Follow-up confirmed sustained clinical stability, with no recurrence and age-appropriate
developmental progress. Thyroid function tests were not performed in this case. Routine
thyroid screening will be systematically incorporated into the management protocol
for subsequent patients.
Conclusion
KHE is a rare and complex vascular disorder often complicated by KMP. Prenatal ultrasound
can detect KHE prenatally, while postnatal diagnosis is confirmed through clinical
manifestations, MRI, hematologic and coagulation profiles, and histopathological examination.
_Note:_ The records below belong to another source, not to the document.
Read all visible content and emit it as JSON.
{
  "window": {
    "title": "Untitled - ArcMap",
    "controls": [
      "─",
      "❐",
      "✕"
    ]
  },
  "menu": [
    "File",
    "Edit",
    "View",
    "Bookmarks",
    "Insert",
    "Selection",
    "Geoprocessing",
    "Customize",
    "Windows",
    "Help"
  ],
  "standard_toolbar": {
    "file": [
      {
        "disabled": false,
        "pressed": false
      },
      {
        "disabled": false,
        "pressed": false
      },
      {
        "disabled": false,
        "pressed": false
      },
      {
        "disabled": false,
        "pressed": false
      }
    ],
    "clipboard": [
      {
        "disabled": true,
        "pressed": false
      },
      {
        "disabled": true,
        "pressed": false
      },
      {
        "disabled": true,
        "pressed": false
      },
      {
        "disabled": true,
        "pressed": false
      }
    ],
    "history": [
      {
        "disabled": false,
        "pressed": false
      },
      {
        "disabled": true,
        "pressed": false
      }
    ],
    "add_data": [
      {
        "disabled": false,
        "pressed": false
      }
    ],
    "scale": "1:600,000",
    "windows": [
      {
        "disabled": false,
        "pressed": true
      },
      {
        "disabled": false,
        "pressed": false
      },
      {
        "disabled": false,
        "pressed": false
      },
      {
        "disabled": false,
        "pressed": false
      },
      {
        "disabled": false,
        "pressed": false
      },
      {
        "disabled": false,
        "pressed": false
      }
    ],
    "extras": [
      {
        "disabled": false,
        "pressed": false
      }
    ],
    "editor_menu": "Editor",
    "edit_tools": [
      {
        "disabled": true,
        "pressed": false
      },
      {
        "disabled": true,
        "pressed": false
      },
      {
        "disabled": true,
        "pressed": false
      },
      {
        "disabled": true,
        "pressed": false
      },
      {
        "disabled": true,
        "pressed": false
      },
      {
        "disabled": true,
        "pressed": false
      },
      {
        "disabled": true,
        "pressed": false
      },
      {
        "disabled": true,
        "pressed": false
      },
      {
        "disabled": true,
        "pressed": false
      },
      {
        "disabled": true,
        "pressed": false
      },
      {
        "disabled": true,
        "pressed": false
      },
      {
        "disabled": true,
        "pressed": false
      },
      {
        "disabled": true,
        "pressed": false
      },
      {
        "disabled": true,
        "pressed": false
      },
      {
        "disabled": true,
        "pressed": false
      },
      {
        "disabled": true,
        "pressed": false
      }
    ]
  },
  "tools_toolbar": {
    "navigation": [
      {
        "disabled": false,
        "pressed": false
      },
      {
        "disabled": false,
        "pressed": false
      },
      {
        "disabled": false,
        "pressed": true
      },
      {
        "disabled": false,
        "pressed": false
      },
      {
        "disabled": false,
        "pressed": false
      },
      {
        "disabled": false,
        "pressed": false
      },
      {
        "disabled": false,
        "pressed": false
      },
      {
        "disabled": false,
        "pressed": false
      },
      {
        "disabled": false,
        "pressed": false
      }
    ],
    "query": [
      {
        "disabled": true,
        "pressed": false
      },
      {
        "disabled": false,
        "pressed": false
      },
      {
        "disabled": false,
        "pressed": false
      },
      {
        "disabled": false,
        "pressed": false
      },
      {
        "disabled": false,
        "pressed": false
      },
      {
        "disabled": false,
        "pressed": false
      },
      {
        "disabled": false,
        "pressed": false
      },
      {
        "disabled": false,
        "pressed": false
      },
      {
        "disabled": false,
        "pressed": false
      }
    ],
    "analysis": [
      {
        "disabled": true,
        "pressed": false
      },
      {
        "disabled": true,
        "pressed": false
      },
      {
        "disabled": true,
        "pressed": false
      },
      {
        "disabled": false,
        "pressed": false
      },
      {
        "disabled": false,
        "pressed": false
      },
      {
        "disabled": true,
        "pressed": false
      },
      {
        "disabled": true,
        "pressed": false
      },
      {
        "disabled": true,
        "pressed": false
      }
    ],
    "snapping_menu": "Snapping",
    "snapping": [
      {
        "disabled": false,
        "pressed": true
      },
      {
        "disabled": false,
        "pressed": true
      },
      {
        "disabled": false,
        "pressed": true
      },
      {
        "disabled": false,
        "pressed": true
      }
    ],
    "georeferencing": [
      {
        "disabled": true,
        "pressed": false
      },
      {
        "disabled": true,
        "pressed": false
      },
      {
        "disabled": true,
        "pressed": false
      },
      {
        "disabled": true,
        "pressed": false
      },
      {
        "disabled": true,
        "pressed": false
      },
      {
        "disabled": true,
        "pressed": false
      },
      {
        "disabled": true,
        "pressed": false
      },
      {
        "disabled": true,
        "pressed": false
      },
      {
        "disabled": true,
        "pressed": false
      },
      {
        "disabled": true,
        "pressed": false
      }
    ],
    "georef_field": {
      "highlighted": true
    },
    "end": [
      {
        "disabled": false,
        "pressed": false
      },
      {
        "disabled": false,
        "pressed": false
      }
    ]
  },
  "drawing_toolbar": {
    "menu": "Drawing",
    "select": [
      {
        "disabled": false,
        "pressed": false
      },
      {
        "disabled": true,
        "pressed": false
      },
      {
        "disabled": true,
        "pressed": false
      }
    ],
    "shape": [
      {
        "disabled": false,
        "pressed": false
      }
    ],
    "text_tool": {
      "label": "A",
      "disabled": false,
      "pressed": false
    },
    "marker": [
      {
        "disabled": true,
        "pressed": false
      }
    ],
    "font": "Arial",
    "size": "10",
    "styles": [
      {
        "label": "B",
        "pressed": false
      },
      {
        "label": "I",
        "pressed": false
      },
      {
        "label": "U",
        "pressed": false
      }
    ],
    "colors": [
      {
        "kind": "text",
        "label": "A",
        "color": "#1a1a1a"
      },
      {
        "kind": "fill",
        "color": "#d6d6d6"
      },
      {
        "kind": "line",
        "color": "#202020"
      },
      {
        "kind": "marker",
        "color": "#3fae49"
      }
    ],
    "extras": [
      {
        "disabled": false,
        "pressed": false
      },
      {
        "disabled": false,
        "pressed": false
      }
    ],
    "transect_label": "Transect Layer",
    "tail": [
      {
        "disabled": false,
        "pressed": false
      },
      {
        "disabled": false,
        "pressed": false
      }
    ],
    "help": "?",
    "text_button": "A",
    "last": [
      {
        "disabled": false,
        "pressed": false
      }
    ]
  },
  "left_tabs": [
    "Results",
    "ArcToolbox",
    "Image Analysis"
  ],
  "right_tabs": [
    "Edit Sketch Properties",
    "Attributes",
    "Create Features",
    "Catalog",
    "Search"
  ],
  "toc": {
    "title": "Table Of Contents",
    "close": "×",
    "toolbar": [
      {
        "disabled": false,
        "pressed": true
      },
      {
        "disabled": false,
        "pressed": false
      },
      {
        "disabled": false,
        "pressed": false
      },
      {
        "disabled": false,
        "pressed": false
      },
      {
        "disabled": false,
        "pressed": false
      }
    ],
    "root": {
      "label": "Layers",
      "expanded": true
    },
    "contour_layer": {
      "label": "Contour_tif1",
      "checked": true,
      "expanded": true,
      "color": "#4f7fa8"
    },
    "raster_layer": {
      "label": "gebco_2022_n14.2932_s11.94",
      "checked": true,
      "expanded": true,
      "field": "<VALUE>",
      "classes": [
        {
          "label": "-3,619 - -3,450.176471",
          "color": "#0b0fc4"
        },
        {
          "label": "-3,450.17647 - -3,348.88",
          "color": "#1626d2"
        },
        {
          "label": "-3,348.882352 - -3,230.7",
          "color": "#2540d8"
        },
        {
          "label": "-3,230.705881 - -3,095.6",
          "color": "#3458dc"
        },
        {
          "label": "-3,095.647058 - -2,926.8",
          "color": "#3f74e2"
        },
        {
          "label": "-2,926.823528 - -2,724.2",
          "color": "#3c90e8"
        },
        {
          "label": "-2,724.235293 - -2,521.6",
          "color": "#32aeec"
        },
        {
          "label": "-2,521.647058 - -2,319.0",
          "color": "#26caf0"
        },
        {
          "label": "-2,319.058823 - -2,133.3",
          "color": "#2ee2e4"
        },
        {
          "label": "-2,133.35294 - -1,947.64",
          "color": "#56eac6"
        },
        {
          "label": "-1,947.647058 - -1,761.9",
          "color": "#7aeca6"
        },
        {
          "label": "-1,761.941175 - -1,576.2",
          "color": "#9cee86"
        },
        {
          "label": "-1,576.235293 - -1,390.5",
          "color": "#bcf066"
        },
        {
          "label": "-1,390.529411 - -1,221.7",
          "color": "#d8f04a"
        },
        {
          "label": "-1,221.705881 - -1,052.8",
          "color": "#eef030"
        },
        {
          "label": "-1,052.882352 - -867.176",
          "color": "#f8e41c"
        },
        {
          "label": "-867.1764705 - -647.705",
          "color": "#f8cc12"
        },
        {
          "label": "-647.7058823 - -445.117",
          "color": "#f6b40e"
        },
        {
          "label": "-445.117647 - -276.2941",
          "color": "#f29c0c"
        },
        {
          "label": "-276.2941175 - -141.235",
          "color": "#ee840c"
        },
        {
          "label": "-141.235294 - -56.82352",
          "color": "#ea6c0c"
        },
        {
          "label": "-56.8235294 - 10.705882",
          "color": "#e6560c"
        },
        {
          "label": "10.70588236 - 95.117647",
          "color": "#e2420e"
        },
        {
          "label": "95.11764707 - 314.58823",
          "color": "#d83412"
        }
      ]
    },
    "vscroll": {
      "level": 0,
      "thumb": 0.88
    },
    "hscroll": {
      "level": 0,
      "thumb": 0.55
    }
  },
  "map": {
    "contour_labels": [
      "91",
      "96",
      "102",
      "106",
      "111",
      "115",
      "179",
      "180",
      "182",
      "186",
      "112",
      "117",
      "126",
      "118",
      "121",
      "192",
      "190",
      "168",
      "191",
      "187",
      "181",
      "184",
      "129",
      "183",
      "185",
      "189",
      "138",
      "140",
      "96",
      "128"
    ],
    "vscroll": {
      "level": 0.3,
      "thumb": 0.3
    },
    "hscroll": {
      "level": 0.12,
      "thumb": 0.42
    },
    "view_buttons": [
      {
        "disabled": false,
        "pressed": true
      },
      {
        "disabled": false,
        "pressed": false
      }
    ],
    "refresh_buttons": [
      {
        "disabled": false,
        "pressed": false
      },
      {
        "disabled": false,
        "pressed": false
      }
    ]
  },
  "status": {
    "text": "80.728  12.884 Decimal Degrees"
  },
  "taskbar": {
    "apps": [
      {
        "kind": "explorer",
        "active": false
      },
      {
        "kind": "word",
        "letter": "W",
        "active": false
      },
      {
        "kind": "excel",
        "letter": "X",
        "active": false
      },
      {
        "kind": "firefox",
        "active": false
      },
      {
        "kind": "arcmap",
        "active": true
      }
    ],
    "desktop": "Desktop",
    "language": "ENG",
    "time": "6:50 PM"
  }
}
Timely treatment is critical, with current therapeutic options including local compression
therapy, glucocorticoids, and oral medications such as sirolimus. Clinicians must
tailor treatment strategies based on individual contraindications and disease severity.
This case aims to provide clinical insights to guide evidence-based management of
KHE and KMP.
Erratum: This article was published with incorrect page numbers. The page numbers have been
corrected subsequently with the publication of an erratum (DOI: 10.1055/a-2706-9632).